Two good resources for planning accessible shore excursions are Cruise Critic (www.cruisecritic.com) and Emerging Horizons (www.emerginghorizons.com). The former has a discussion board dedicated to “Disabled Cruise Travel” with lots of first-hand accounts of accessible cruise experiences. The latter offers accessible travel tips and resources, and includes a good collection of accessible tour and shore excursion providers around the world.

Tips & Tricks
It’s also good to keep these points in mind when planning an accessible cruise.

  • Remember to request pier assistance when you book your cruise.

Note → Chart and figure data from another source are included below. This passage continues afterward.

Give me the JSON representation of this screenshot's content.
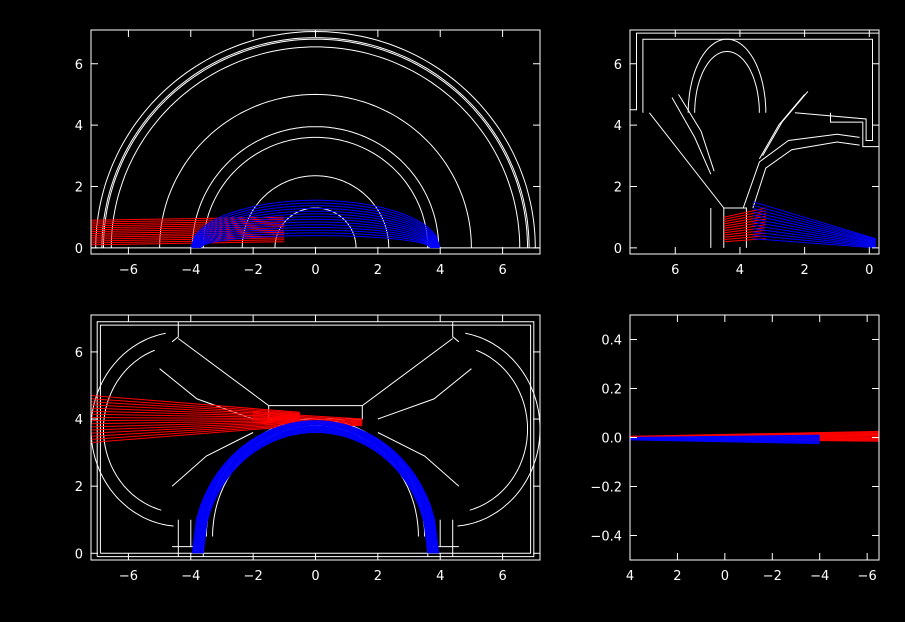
{
  "colors": {
    "background": "#000000",
    "axes": "#ffffff",
    "geometry": "#ffffff",
    "rays_red": "#ff0000",
    "rays_blue": "#0000ff"
  },
  "chart_data": [
    {
      "type": "line",
      "xlim": [
        -7.2,
        7.2
      ],
      "ylim": [
        -0.2,
        7.1
      ],
      "x_ticks": [
        -6,
        -4,
        -2,
        0,
        2,
        4,
        6
      ],
      "y_ticks": [
        0,
        2,
        4,
        6
      ],
      "x_tick_labels": [
        "−6",
        "−4",
        "−2",
        "0",
        "2",
        "4",
        "6"
      ],
      "y_tick_labels": [
        "0",
        "2",
        "4",
        "6"
      ],
      "geometry": {
        "arcs": [
          {
            "cx": 0,
            "cy": 0,
            "r": 7.05,
            "a0": 0,
            "a1": 180
          },
          {
            "cx": 0,
            "cy": 0,
            "r": 6.85,
            "a0": 0,
            "a1": 180
          },
          {
            "cx": 0,
            "cy": 0,
            "r": 6.8,
            "a0": 0,
            "a1": 180
          },
          {
            "cx": 0,
            "cy": 0,
            "r": 6.55,
            "a0": 0,
            "a1": 180
          },
          {
            "cx": 0,
            "cy": 0,
            "r": 5.0,
            "a0": 0,
            "a1": 180
          },
          {
            "cx": 0,
            "cy": 0,
            "r": 3.95,
            "a0": 0,
            "a1": 180
          },
          {
            "cx": 0,
            "cy": 0,
            "r": 3.6,
            "a0": 0,
            "a1": 180
          },
          {
            "cx": 0,
            "cy": 0,
            "r": 2.35,
            "a0": 0,
            "a1": 180
          },
          {
            "cx": 0,
            "cy": 0,
            "r": 1.3,
            "a0": 0,
            "a1": 180
          }
        ],
        "polylines": [
          [
            [
              -7.2,
              0
            ],
            [
              7.2,
              0
            ]
          ]
        ]
      },
      "rays": [
        {
          "color": "red",
          "count": 14,
          "x0": -7.2,
          "x1": -1.0,
          "y0": [
            0.1,
            0.9
          ],
          "y1": [
            0.2,
            1.0
          ]
        },
        {
          "color": "blue",
          "count": 14,
          "arc": true,
          "cx": 0,
          "r": [
            3.7,
            4.0
          ],
          "hmax": [
            0.4,
            1.55
          ],
          "x0": -4.0,
          "x1": 4.0
        }
      ]
    },
    {
      "type": "line",
      "xlim": [
        7.4,
        -0.3
      ],
      "ylim": [
        -0.2,
        7.1
      ],
      "x_ticks": [
        6,
        4,
        2,
        0
      ],
      "y_ticks": [
        0,
        2,
        4,
        6
      ],
      "x_tick_labels": [
        "6",
        "4",
        "2",
        "0"
      ],
      "y_tick_labels": [
        "0",
        "2",
        "4",
        "6"
      ],
      "geometry": {
        "polylines": [
          [
            [
              7.4,
              4.5
            ],
            [
              7.2,
              4.5
            ],
            [
              7.2,
              7.0
            ],
            [
              -0.3,
              7.0
            ],
            [
              -0.3,
              3.3
            ],
            [
              0.2,
              3.3
            ],
            [
              0.2,
              4.1
            ],
            [
              1.2,
              4.1
            ],
            [
              1.2,
              4.4
            ]
          ],
          [
            [
              7.0,
              4.4
            ],
            [
              7.0,
              6.8
            ],
            [
              -0.1,
              6.8
            ],
            [
              -0.1,
              3.5
            ],
            [
              0.1,
              3.5
            ],
            [
              0.1,
              4.2
            ],
            [
              2.3,
              4.4
            ]
          ],
          [
            [
              6.8,
              4.4
            ],
            [
              4.5,
              1.3
            ],
            [
              4.5,
              0.0
            ]
          ],
          [
            [
              4.5,
              1.3
            ],
            [
              3.8,
              1.3
            ],
            [
              3.8,
              0.0
            ]
          ],
          [
            [
              4.9,
              1.3
            ],
            [
              4.9,
              0.0
            ]
          ],
          [
            [
              3.6,
              1.3
            ],
            [
              3.2,
              2.6
            ],
            [
              2.4,
              3.2
            ],
            [
              1.0,
              3.45
            ],
            [
              0.3,
              3.35
            ]
          ],
          [
            [
              3.9,
              1.3
            ],
            [
              3.4,
              2.8
            ],
            [
              2.5,
              3.5
            ],
            [
              1.0,
              3.7
            ],
            [
              0.3,
              3.6
            ]
          ]
        ],
        "arcs": [
          {
            "cx": 4.4,
            "cy": 4.4,
            "r": 2.4,
            "a0": 0,
            "a1": 180,
            "cxr": true
          },
          {
            "cx": 4.4,
            "cy": 4.4,
            "r": 2.0,
            "a0": 0,
            "a1": 180,
            "cxr": true
          }
        ],
        "strokes": [
          [
            [
              6.1,
              4.9
            ],
            [
              5.4,
              3.6
            ],
            [
              4.9,
              2.4
            ]
          ],
          [
            [
              5.9,
              5.0
            ],
            [
              5.2,
              3.8
            ],
            [
              4.8,
              2.5
            ]
          ],
          [
            [
              2.0,
              5.0
            ],
            [
              2.8,
              4.0
            ],
            [
              3.4,
              2.9
            ]
          ],
          [
            [
              1.9,
              5.1
            ],
            [
              2.7,
              4.1
            ],
            [
              3.3,
              3.0
            ]
          ]
        ]
      },
      "rays": [
        {
          "color": "red",
          "count": 12,
          "x0": 4.5,
          "x1": 3.2,
          "y0": [
            0.2,
            1.0
          ],
          "y1": [
            0.3,
            1.3
          ]
        },
        {
          "color": "blue",
          "count": 12,
          "x0": 3.6,
          "x1": -0.2,
          "y0": [
            0.3,
            1.5
          ],
          "y1": [
            0.0,
            0.3
          ]
        }
      ]
    },
    {
      "type": "line",
      "xlim": [
        -7.2,
        7.2
      ],
      "ylim": [
        -0.2,
        7.1
      ],
      "x_ticks": [
        -6,
        -4,
        -2,
        0,
        2,
        4,
        6
      ],
      "y_ticks": [
        0,
        2,
        4,
        6
      ],
      "x_tick_labels": [
        "−6",
        "−4",
        "−2",
        "0",
        "2",
        "4",
        "6"
      ],
      "y_tick_labels": [
        "0",
        "2",
        "4",
        "6"
      ],
      "geometry": {
        "polylines": [
          [
            [
              -7.0,
              -0.1
            ],
            [
              -7.0,
              6.9
            ],
            [
              7.0,
              6.9
            ],
            [
              7.0,
              -0.1
            ],
            [
              -7.0,
              -0.1
            ]
          ],
          [
            [
              -6.9,
              0.0
            ],
            [
              -6.9,
              6.8
            ],
            [
              6.9,
              6.8
            ],
            [
              6.9,
              0.0
            ],
            [
              -6.9,
              0.0
            ]
          ],
          [
            [
              -4.4,
              6.9
            ],
            [
              -4.4,
              6.45
            ],
            [
              -4.6,
              6.3
            ]
          ],
          [
            [
              4.4,
              6.9
            ],
            [
              4.4,
              6.45
            ],
            [
              4.6,
              6.3
            ]
          ],
          [
            [
              -4.4,
              6.4
            ],
            [
              -1.5,
              4.4
            ],
            [
              1.5,
              4.4
            ],
            [
              4.4,
              6.4
            ]
          ],
          [
            [
              -1.5,
              4.4
            ],
            [
              -1.5,
              4.0
            ],
            [
              1.5,
              4.0
            ],
            [
              1.5,
              4.4
            ]
          ],
          [
            [
              -4.4,
              1.0
            ],
            [
              -4.4,
              -0.1
            ]
          ],
          [
            [
              -4.0,
              1.0
            ],
            [
              -4.0,
              0.2
            ]
          ],
          [
            [
              4.0,
              1.0
            ],
            [
              4.0,
              0.2
            ]
          ],
          [
            [
              4.4,
              1.0
            ],
            [
              4.4,
              -0.1
            ]
          ],
          [
            [
              -4.6,
              0.2
            ],
            [
              -3.6,
              0.2
            ],
            [
              -3.6,
              -0.1
            ]
          ],
          [
            [
              3.6,
              -0.1
            ],
            [
              3.6,
              0.2
            ],
            [
              4.6,
              0.2
            ]
          ]
        ],
        "arcs": [
          {
            "cx": 0,
            "cy": 0.5,
            "r": 3.5,
            "a0": 0,
            "a1": 180
          },
          {
            "cx": 0,
            "cy": 0.5,
            "r": 3.3,
            "a0": 0,
            "a1": 180
          },
          {
            "cx": -4.3,
            "cy": 3.7,
            "r": 2.9,
            "a0": 100,
            "a1": 265
          },
          {
            "cx": -4.3,
            "cy": 3.7,
            "r": 2.5,
            "a0": 110,
            "a1": 255
          },
          {
            "cx": 4.3,
            "cy": 3.7,
            "r": 2.9,
            "a0": -85,
            "a1": 80
          },
          {
            "cx": 4.3,
            "cy": 3.7,
            "r": 2.5,
            "a0": -75,
            "a1": 70
          }
        ],
        "strokes": [
          [
            [
              -5.0,
              5.5
            ],
            [
              -3.8,
              4.6
            ],
            [
              -2.0,
              4.0
            ]
          ],
          [
            [
              -2.0,
              3.6
            ],
            [
              -3.5,
              2.9
            ],
            [
              -4.6,
              2.0
            ]
          ],
          [
            [
              5.0,
              5.5
            ],
            [
              3.8,
              4.6
            ],
            [
              2.0,
              4.0
            ]
          ],
          [
            [
              2.0,
              3.6
            ],
            [
              3.5,
              2.9
            ],
            [
              4.6,
              2.0
            ]
          ]
        ]
      },
      "rays": [
        {
          "color": "red",
          "count": 16,
          "x0": -7.2,
          "x1": -0.5,
          "y0": [
            3.3,
            4.7
          ],
          "y1": [
            3.8,
            4.2
          ]
        },
        {
          "color": "red",
          "count": 8,
          "x0": -2.0,
          "x1": 1.5,
          "y0": [
            3.9,
            4.2
          ],
          "y1": [
            3.8,
            4.0
          ]
        },
        {
          "color": "blue",
          "count": 14,
          "arc": true,
          "cx": 0,
          "r": [
            3.6,
            3.95
          ],
          "hmax": [
            3.6,
            3.95
          ],
          "x0": -4.0,
          "x1": 4.0,
          "base": 0.0
        }
      ]
    },
    {
      "type": "line",
      "xlim": [
        4.0,
        -6.5
      ],
      "ylim": [
        -0.5,
        0.5
      ],
      "x_ticks": [
        4,
        2,
        0,
        -2,
        -4,
        -6
      ],
      "y_ticks": [
        -0.4,
        -0.2,
        0.0,
        0.2,
        0.4
      ],
      "x_tick_labels": [
        "4",
        "2",
        "0",
        "−2",
        "−4",
        "−6"
      ],
      "y_tick_labels": [
        "−0.4",
        "−0.2",
        "0.0",
        "0.2",
        "0.4"
      ],
      "geometry": {},
      "rays": [
        {
          "color": "red",
          "count": 12,
          "x0": 4.0,
          "x1": -6.5,
          "y0": [
            -0.005,
            0.005
          ],
          "y1": [
            -0.015,
            0.025
          ]
        },
        {
          "color": "blue",
          "count": 10,
          "x0": 4.0,
          "x1": -4.0,
          "y0": [
            -0.01,
            0.0
          ],
          "y1": [
            -0.025,
            0.01
          ]
        }
      ]
    }
  ]
}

Disabled passengers are given priority boarding upon advance request and fast tracked through the line.
  • Most ships have wheelchairs that can be borrowed for embarkation, but if you need one full-time or ashore, arrange for a rental to be delivered to your cabin.

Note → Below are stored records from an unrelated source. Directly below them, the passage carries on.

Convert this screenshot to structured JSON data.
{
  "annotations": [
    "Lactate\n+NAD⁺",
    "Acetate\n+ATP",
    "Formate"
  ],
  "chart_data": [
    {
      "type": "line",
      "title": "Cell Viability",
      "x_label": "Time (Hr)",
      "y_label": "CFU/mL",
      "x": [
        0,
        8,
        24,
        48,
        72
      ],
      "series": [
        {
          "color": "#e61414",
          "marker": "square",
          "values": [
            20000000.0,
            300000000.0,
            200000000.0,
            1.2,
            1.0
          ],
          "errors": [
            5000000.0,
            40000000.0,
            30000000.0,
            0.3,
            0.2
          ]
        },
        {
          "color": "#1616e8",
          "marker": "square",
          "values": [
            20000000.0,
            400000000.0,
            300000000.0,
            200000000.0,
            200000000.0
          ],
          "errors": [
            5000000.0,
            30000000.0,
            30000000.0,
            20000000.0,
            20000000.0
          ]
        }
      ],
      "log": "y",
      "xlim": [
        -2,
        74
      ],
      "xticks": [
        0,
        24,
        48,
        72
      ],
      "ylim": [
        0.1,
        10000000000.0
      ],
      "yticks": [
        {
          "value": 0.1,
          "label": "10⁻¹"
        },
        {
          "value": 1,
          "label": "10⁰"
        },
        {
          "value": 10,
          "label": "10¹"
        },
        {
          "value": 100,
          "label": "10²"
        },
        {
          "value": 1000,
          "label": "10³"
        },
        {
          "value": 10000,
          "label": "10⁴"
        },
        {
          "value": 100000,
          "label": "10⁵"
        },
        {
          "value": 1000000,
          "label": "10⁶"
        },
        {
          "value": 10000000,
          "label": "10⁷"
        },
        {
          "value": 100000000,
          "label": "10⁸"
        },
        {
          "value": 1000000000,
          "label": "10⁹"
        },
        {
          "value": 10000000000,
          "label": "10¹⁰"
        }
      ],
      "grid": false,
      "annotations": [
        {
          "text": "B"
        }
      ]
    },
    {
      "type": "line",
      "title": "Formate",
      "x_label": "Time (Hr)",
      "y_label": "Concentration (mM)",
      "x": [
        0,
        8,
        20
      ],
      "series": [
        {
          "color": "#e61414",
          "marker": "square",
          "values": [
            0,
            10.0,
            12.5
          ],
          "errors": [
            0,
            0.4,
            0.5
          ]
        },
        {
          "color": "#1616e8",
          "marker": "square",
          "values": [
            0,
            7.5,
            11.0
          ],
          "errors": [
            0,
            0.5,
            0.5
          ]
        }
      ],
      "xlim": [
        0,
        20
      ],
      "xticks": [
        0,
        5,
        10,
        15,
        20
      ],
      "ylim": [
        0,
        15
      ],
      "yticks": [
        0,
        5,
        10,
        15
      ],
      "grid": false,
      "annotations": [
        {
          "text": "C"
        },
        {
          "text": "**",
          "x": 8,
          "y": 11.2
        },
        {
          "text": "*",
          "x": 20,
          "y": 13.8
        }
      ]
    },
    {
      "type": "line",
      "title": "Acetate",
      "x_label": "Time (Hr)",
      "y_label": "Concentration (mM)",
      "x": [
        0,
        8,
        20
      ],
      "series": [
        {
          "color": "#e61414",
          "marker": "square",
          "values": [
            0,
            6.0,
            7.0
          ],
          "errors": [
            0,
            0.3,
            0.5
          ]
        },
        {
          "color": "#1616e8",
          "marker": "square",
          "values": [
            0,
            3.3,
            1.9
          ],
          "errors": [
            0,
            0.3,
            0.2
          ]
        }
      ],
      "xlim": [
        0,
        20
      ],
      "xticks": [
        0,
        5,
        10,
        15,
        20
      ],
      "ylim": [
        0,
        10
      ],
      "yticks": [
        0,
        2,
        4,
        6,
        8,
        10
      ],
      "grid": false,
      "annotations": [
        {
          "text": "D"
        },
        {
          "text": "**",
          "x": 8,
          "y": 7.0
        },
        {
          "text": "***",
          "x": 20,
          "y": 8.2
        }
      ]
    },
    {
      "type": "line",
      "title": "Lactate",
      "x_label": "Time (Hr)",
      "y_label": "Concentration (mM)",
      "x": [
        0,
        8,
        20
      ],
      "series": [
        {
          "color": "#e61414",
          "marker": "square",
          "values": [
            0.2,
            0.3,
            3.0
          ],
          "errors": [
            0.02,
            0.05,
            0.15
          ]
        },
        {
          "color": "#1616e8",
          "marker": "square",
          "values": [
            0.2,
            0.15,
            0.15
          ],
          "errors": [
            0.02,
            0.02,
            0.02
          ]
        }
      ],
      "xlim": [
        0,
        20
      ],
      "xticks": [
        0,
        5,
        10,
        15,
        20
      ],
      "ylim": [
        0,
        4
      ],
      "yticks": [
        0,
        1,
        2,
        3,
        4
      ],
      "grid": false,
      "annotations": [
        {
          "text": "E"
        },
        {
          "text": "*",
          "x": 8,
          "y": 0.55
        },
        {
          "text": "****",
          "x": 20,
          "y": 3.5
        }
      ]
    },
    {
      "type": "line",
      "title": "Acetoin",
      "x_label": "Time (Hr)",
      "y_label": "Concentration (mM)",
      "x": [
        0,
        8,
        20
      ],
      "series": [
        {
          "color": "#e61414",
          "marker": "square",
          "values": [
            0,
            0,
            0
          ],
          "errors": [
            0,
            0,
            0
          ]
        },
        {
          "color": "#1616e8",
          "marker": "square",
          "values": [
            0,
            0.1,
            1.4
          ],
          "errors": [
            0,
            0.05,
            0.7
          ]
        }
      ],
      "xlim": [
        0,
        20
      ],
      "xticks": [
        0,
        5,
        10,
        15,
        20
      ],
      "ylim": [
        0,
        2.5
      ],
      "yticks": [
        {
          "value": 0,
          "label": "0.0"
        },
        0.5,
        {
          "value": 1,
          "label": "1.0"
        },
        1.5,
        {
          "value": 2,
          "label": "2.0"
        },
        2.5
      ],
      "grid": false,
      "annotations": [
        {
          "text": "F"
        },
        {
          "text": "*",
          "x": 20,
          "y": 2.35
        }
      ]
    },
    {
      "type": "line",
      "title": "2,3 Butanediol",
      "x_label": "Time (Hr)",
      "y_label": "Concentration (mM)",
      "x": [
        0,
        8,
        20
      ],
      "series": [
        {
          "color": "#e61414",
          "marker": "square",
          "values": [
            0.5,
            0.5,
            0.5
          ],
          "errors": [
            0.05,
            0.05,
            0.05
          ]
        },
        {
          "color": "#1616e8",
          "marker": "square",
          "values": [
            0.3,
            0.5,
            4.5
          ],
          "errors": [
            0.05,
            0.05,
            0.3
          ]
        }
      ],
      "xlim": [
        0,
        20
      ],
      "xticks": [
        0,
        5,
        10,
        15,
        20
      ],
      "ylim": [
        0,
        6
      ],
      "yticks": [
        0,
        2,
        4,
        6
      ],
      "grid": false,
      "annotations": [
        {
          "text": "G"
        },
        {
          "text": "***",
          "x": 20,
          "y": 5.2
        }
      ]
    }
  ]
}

  • Some cruise lines can also provide special equipment, such as a commode chair or a shower chair, upon advance request.
  • Other medical equipment – such as a Hoyer lift – can be rented from the cruise line’s approved suppliers and delivered to your cabin.
  • Plan ahead! Accessible cabins are in short supply so try to book at least 6-9 months in advance to get your first choice of sailing dates. Accessible balcony cabins on Alaska cruises sell out extremely fast, so book those as soon as they become available.
  • Slow walkers who use compact folding scooters need to make sure that the cabin doorways are wide enough to accommodate them, as most cruise lines don’t allow scooters to be parked in hallways.
  • If you use a power wheelchair or scooter, make sure the electrical supply on the ship is compatible with your battery charger. It’s also a good idea to pack an extension cord and a power strip, as electric outlets are limited.
  • If you take along a manual wheelchair, mark it clearly with your name or personalize it in some way, so it won’t be mistaken for one of the ship’s wheelchairs.
  • When you book your cruise, remember to request a table near the restaurant entrance, but out of the main traffic flow; as this will make for a more pleasant dining experience.
  • Don’t forget about airport transfers. If you purchase transfers from the cruise line, be sure and let them know you need a lift-equipped or ramped vehicle.
  • Finally, if you use a power wheelchair or scooter, bring along a manual wheelchair for use in port. This is especially helpful in Caribbean ports, where it’s difficult to find lift-equipped transportation.